How to Use this LiveISO
Download the ISO.
If you wan to try this out on real hardware, fire up Startup Disk Creator. Insert USB flash disk, at least 2GB in size (the bigger, the better). In Startup Disk Creator, create a very large persistence file with the slider toward the bottom.
You can now boot this on a system that has a CPU with VT extensions (try running kvm-ok to find out if your hardware supports VT), and with at least 4GB of memory. Sorry about the memory requirements -- Java is a memory hog.
Alternatively, you can actually be able to boot this ISO entirely inside of a KVM, if you can give it enough memory.
Basically, I gave this KVM all of my free memory (2300MB), and 2 CPUs, using this command:
kvm -m 2300 -smp 2 -cdrom ubuntu-10.04-ueclive-amd64-custom.iso
A few minutes after booting (~4 minutes), I can see within Byobu that all of the Eucalyptus services are running: CLC,WC,CC,SC,NC.
Once your CLC is running, you can grab your credentials:
sudo euca_conf --get-credentials mycreds.zip
unzip mycreds.zip
ln -s eucarc .eucarc
Now, register the node.
sudo euca_conf --register-nodes 127.0.0.1
And check your cluster's availability.
euca-describe-availability-zones verbose
With a little luck, you should see some free VMs!
Next, register an image. We included a tiny, ttylinux one on the ISO. You can try to run bigger images, but note that it will be rather slow (either you're reading/writing from slow flash media, or you're running in KVM, which means your VM will be running in non-accelerated QEMU).
uec-publish-image -K vmlinuz i386 tty-linux.img foo
And check your image's registration.
euca-describe-images
Now, run your image!
euca-run-instances emi-DEADBEEF --addressing private
watch -n 5 euca-describe-instances
You should that go to "running" eventually. If you're already running inside of KVM, this QEMU emulated virtual machine will be very slow. You should be able to ping it, and you might even eventually be able to ssh to it.

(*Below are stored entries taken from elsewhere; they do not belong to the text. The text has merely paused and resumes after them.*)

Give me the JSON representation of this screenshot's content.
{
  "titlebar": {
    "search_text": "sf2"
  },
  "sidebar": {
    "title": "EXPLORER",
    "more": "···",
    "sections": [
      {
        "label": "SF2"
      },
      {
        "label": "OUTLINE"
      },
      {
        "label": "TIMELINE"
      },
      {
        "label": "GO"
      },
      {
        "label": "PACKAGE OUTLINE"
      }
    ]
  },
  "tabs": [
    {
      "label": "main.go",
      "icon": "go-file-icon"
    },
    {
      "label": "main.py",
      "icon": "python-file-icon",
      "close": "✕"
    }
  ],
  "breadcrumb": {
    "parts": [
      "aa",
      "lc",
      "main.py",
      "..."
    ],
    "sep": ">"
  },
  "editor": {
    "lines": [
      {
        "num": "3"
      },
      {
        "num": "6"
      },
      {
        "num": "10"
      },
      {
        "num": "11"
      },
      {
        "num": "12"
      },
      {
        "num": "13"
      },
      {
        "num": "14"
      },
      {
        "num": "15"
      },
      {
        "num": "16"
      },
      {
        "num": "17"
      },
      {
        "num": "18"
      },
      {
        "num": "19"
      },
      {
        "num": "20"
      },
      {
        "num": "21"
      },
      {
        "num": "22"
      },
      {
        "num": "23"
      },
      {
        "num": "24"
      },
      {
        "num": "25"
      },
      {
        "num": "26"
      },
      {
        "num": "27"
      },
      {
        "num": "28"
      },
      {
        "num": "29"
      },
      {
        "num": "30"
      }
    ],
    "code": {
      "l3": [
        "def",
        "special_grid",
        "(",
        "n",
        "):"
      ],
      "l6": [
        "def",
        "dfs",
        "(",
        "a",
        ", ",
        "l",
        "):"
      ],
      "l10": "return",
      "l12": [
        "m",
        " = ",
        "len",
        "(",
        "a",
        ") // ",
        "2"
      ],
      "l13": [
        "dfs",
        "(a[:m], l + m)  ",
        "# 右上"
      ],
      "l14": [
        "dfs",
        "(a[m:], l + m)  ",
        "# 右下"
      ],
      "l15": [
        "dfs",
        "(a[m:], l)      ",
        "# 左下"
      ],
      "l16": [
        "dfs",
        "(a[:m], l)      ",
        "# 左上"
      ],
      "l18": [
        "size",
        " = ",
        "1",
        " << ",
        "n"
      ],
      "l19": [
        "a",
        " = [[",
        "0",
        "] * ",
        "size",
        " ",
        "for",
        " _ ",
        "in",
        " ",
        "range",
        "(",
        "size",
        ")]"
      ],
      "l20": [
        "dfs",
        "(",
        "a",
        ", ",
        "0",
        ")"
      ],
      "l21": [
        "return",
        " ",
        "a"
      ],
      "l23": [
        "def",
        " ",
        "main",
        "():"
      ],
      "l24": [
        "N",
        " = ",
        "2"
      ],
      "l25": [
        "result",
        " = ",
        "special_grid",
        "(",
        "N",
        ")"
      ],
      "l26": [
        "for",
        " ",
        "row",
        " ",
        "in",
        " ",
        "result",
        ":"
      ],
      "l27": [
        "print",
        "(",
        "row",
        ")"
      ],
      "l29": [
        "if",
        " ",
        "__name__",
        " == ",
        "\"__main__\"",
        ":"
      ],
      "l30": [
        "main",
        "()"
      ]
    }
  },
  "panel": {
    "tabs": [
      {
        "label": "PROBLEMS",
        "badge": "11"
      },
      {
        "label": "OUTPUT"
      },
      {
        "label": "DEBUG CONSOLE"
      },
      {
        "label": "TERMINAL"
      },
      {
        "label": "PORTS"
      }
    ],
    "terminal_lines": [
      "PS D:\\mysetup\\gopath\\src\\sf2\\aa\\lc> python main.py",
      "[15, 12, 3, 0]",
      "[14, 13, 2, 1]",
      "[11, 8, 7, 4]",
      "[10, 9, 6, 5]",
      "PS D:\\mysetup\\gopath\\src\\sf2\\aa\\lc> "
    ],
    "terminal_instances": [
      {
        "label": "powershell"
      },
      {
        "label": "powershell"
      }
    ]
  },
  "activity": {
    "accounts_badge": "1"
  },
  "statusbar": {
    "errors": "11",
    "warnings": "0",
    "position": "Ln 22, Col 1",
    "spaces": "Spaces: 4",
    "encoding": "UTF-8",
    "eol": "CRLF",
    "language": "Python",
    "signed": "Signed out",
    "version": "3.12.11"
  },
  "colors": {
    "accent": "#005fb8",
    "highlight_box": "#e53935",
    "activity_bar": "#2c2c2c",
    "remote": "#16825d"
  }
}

euca-authorize default -P tcp -p 22 -s 0.0.0.0/0
ping 172.19.1.2
ssh root@172.19.1.2
You can also explore the UEC administrative web interface. The LiveISO still has Firefox. You can point it to
http://localhost, and login with
admin/admin credentials.
So this is all fine and dandy if you want to try out UEC on your own hardware. But that's not very cloud of you... Why don't you just try out UEC in EC2? Do what, huh? Yup, totally doable too. The work described above inspired Scott Moser to publish his own how-to on the matter:
So What's Next?
Well, I'm actually trying to improve this a bit during the 10.10 cycle. You can follow our plans
here. Basically, I'd like to create a UEC Live ISO seed, and have Ubuntu's cdimage publisher crank one out on a weekly basis. There are a few hiccups around auto-registration (which you might encounter in your testing of the current ISO) -- these should be fixed.
Hopefully you found this article useful, and might use this ISO in your own demonstration, education, and edification around Ubuntu's Enterprise Cloud!